Heat Conductivity – The Short Version
There was actually a much easier way to demonstrate that the LunaSol 20's die temperature is well below the limit, and that is to look at the runtime / output plot which appears below.
Note that the output
does not diminish with runtime. If the thermal situation was pushing the edge, then the output would start at a maximum then ramp down to a lower level due to rising die temperature, which causes loss of efficiency and output over a low temperature die running the same current. This is something I have seen before in multi-level flashlights. It happened with the Arc4 and appeared in this_is_nascar's output graphs of the Arc4 at various levels.

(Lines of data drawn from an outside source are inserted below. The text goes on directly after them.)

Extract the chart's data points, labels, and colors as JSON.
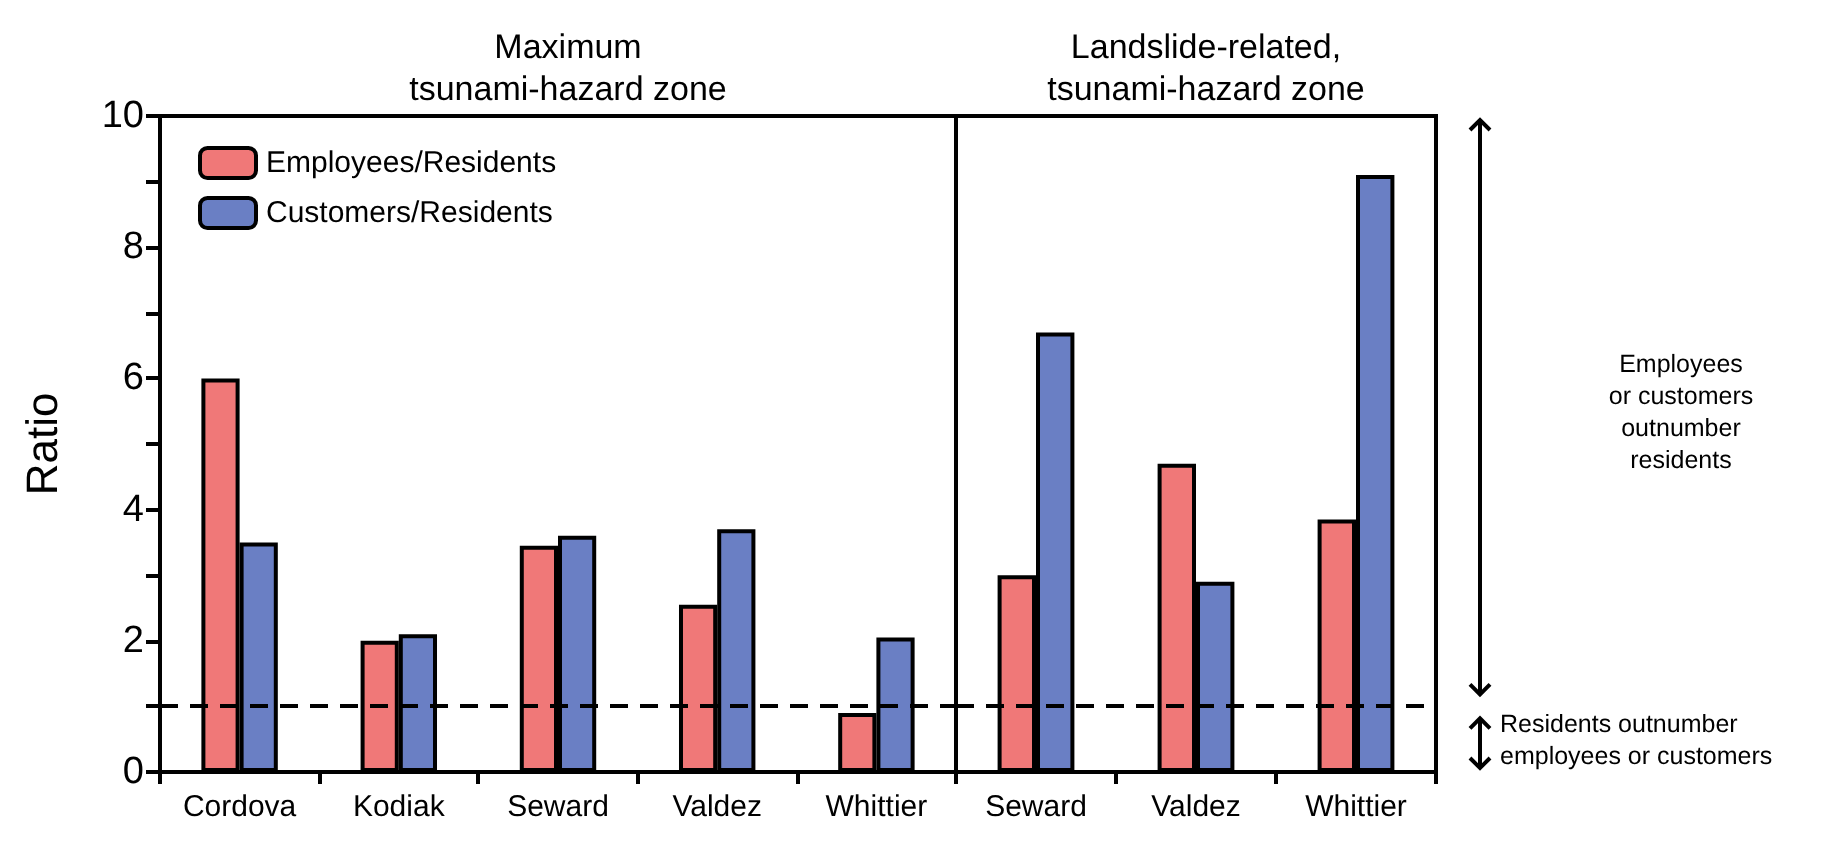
{
  "chart_data": [
    {
      "type": "bar",
      "title": "Maximum\ntsunami-hazard zone",
      "ylabel": "Ratio",
      "categories": [
        "Cordova",
        "Kodiak",
        "Seward",
        "Valdez",
        "Whittier"
      ],
      "series": [
        {
          "name": "Employees/Residents",
          "color": "#f07878",
          "values": [
            6.0,
            2.0,
            3.45,
            2.55,
            0.9
          ]
        },
        {
          "name": "Customers/Residents",
          "color": "#6a7fc4",
          "values": [
            3.5,
            2.1,
            3.6,
            3.7,
            2.05
          ]
        }
      ],
      "ylim": [
        0,
        10
      ],
      "yticks": [
        0,
        {
          "value": 1,
          "label": null
        },
        2,
        {
          "value": 3,
          "label": null
        },
        4,
        {
          "value": 5,
          "label": null
        },
        6,
        {
          "value": 7,
          "label": null
        },
        8,
        {
          "value": 9,
          "label": null
        },
        10
      ],
      "ref_lines": [
        {
          "axis": "y",
          "value": 1,
          "line_style": "dashed",
          "color": "#000000"
        }
      ],
      "legend": "top left",
      "grid": false
    },
    {
      "type": "bar",
      "title": "Landslide-related,\ntsunami-hazard zone",
      "categories": [
        "Seward",
        "Valdez",
        "Whittier"
      ],
      "series": [
        {
          "color": "#f07878",
          "values": [
            3.0,
            4.7,
            3.85
          ]
        },
        {
          "color": "#6a7fc4",
          "values": [
            6.7,
            2.9,
            9.1
          ]
        }
      ],
      "ylim": [
        0,
        10
      ],
      "tick_labels": "x",
      "ref_lines": [
        {
          "axis": "y",
          "value": 1,
          "line_style": "dashed",
          "color": "#000000"
        }
      ],
      "annotations": [
        "Employees\nor customers\noutnumber\nresidents",
        "Residents outnumber\nemployees or customers"
      ],
      "legend": false,
      "grid": false
    }
  ]
}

The highest level graph showed this ramp down, and TIN complained about it, and Peter Gransee told him it was thermal and that if he just held onto the light the whole time it wouldn't happen. TIN did that, and lo and behold, the output stayed at the high starting level for the whole run due to the lower surface temperature of the body of the light (and thus also of the die) when held by TIN's hand.